The new commercial came on the same day that Henson had reached an agreement to turn out voters in Prince George's County for the Nov. 5 election. U.S. Rep. Albert R. Wynn (D-Md.), who initially recommended Henson as "probably the best field guy in the state," said he is encouraging White to reconsider the decision to fire Henson. "I think she should keep him," Wynn said. "Perhaps an apology to Mr. Ehrlich is in order."
Four years ago, Henson helped paint GOP gubernatorial candidate Ellen R. Sauerbrey as a right-wing conservative opposed to civil rights, a strategy that helped persuade a record percentage of African American voters to cast ballots for Townsend and Gov. Parris N. Glendening (D).
Yesterday, Henson vowed to do the same for Townsend and running mate Charles R. Larson, stirring Prince George's voters to the polls by showing them that Ehrlich is "really a bad man."
Henson accused Ehrlich, a four-term congressman from suburban Baltimore, of voting to cut education spending and funding for Head Start classes. In the early 1990s, Henson said, Ehrlich tried to stop "black people from moving to Baltimore County" as part of a federal initiative to close public housing and move residents to more prosperous neighborhoods.
"He should be running in Germany in 1942, not Maryland in 2002," Henson said.
Henson predicted that Ehrlich would respond by asking, "If I'm so terrible, why do I have this black man as a running mate?" a reference to former state GOP chairman Michael S. Steele.
But Henson said Ehrlich may simply have "felt sorry for [Steele] because he needs money to pay his mortgage." Steele is president of an unprofitable consulting firm, and lenders have twice in the past year initiated foreclosure proceedings against his Largo home.
Whether or not Henson is rehired, Matthew Crenson, a political science professor at Johns Hopkins University, said Ehrlich should expect more tough talk from Townsend and her allies as they seek to stem her slide in the polls. This week, two independent polls showed Ehrlich taking a slim lead over Townsend for the first time in a contest that Townsend once dominated by a 15-point margin.

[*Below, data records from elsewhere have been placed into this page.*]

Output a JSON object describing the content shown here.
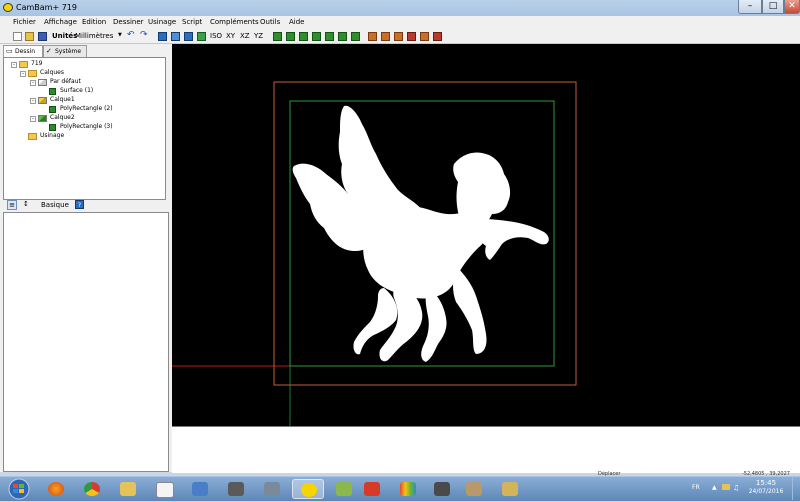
{
  "window": {
    "title": "CamBam+  719"
  },
  "menu": [
    "Fichier",
    "Affichage",
    "Edition",
    "Dessiner",
    "Usinage",
    "Script",
    "Compléments",
    "Outils",
    "Aide"
  ],
  "toolbar": {
    "units_label": "Unités",
    "units_value": "Millimètres",
    "views": [
      "ISO",
      "XY",
      "XZ",
      "YZ"
    ]
  },
  "tabs": {
    "drawing": "Dessin",
    "system": "Système"
  },
  "tree": {
    "root": "719",
    "layers": "Calques",
    "default_layer": "Par défaut",
    "surface": "Surface (1)",
    "layer1": "Calque1",
    "poly2": "PolyRectangle (2)",
    "layer2": "Calque2",
    "poly3": "PolyRectangle (3)",
    "machining": "Usinage"
  },
  "properties": {
    "mode": "Basique",
    "help": "?"
  },
  "status": {
    "left": "Déplacer",
    "coords": "-52,4805 , 39,2027"
  },
  "taskbar": {
    "language": "FR",
    "time": "15:45",
    "date": "24/07/2016"
  },
  "colors": {
    "outer_frame": "#c0603a",
    "inner_frame": "#2c9a38",
    "axis_x": "#c01818",
    "axis_y": "#1e7a2a",
    "silhouette": "#ffffff"
  }
}
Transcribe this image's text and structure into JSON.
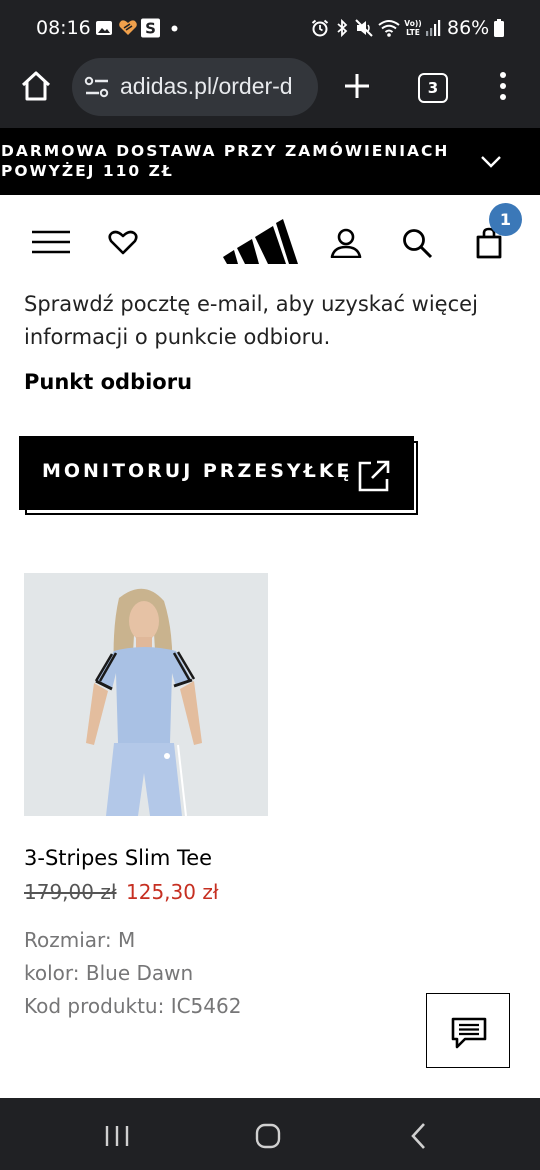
{
  "status_bar": {
    "time": "08:16",
    "battery": "86%",
    "icons": [
      "image-icon",
      "app-icon",
      "s-app-icon",
      "dot-icon",
      "alarm-icon",
      "bluetooth-icon",
      "mute-icon",
      "wifi-icon",
      "volte-icon",
      "signal-icon",
      "battery-icon"
    ]
  },
  "browser": {
    "url": "adidas.pl/order-d",
    "tabs_count": "3"
  },
  "promo": {
    "text": "DARMOWA DOSTAWA PRZY ZAMÓWIENIACH POWYŻEJ 110 ZŁ"
  },
  "header": {
    "cart_count": "1"
  },
  "content": {
    "info_text": "Sprawdź pocztę e-mail, aby uzyskać więcej informacji o punkcie odbioru.",
    "pickup_label": "Punkt odbioru",
    "track_button_label": "MONITORUJ PRZESYŁKĘ"
  },
  "product": {
    "name": "3-Stripes Slim Tee",
    "price_old": "179,00 zł",
    "price_new": "125,30 zł",
    "size": "Rozmiar: M",
    "color": "kolor: Blue Dawn",
    "code": "Kod produktu: IC5462"
  },
  "colors": {
    "sale_price": "#c62f21",
    "badge": "#3b78b8",
    "system_bar": "#202124"
  }
}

"She's doing what she has to do," Crenson said. "She has to attack. It's too close."
Crenson said that the attacks will put Ehrlich on the defensive but that he will probably respond in kind. "He can blame her for everything that went wrong during the Glendening administration," he said.

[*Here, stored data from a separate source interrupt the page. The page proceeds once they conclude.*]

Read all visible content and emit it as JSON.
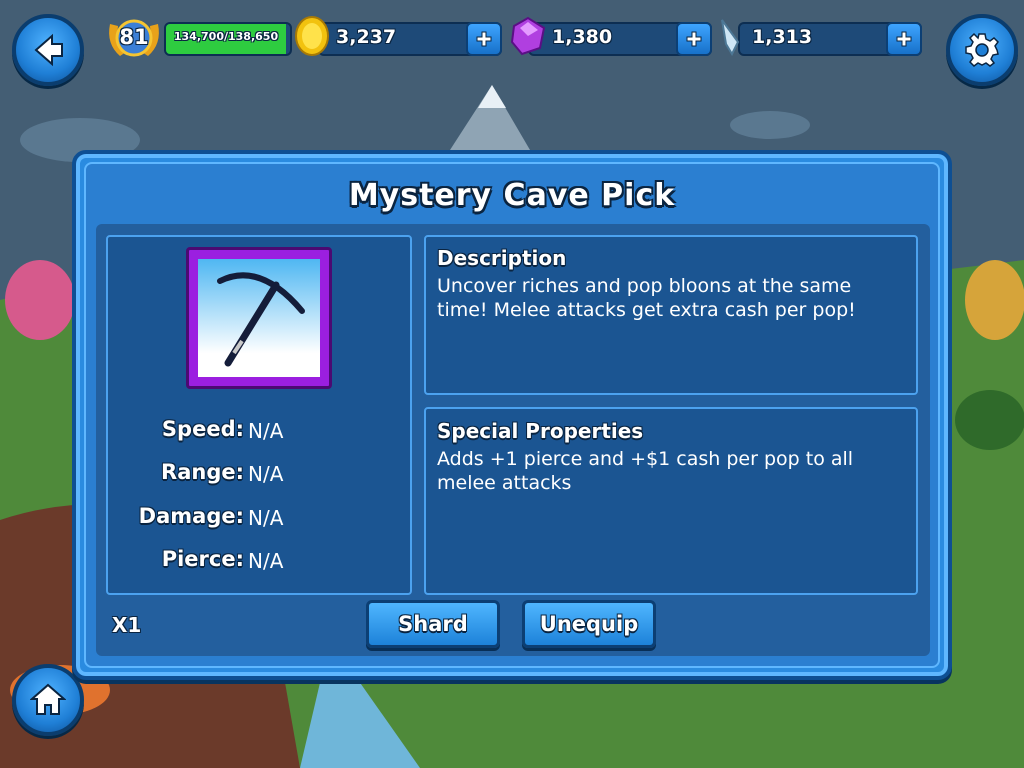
{
  "hud": {
    "level": "81",
    "xp": "134,700/138,650",
    "xp_progress": 0.97,
    "coins": "3,237",
    "gems": "1,380",
    "shards": "1,313"
  },
  "dialog": {
    "title": "Mystery Cave Pick",
    "item_icon": "pickaxe-icon",
    "stats": [
      {
        "label": "Speed:",
        "value": "N/A"
      },
      {
        "label": "Range:",
        "value": "N/A"
      },
      {
        "label": "Damage:",
        "value": "N/A"
      },
      {
        "label": "Pierce:",
        "value": "N/A"
      }
    ],
    "description": {
      "heading": "Description",
      "text": "Uncover riches and pop bloons at the same time! Melee attacks get extra cash per pop!"
    },
    "special": {
      "heading": "Special Properties",
      "text": "Adds +1 pierce and +$1 cash per pop to all melee attacks"
    },
    "quantity": "X1",
    "shard_label": "Shard",
    "unequip_label": "Unequip"
  },
  "colors": {
    "panel": "#2a8be0",
    "xp_bar": "#2ecc40",
    "rarity_frame": "#9b1fe0"
  }
}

Yesterday, Ehrlich did just that with his new 30-second ad. The spot features Ehrlich himself as the narrator.
"We've had eight years of the Glendening-Townsend administration . . . and they still haven't fixed the mess in Annapolis," he says. "Corruption, budget deficits and traffic jams are a way of life."
Schurick said the decision to run the ad was in part a reaction to a Townsend spot that began running Tuesday. It depicts Ehrlich as an enemy of public education.
"They want to talk about Bob's votes on something from seven or eight years ago and change the subject from traffic jams and crime and the fact that the state is broke," Schurick said.
He said it is completely coincidental that Ehrlich's ad began airing the same day Henson was hired -- and fired. Schurick said that about two months ago the campaign considered hiring Henson to turn out votes for the Republican but that the two sides never reached an agreement.
If Henson now considers Ehrlich a Nazi, Schurick said, "the guy obviously has had an amazing epiphany."
Henson confirmed that he met with Ehrlich but said he quickly discovered that Ehrlich had cast a variety of votes that he and his aides could not defend.
"That meeting convinced me that something is very wrong here," Henson said.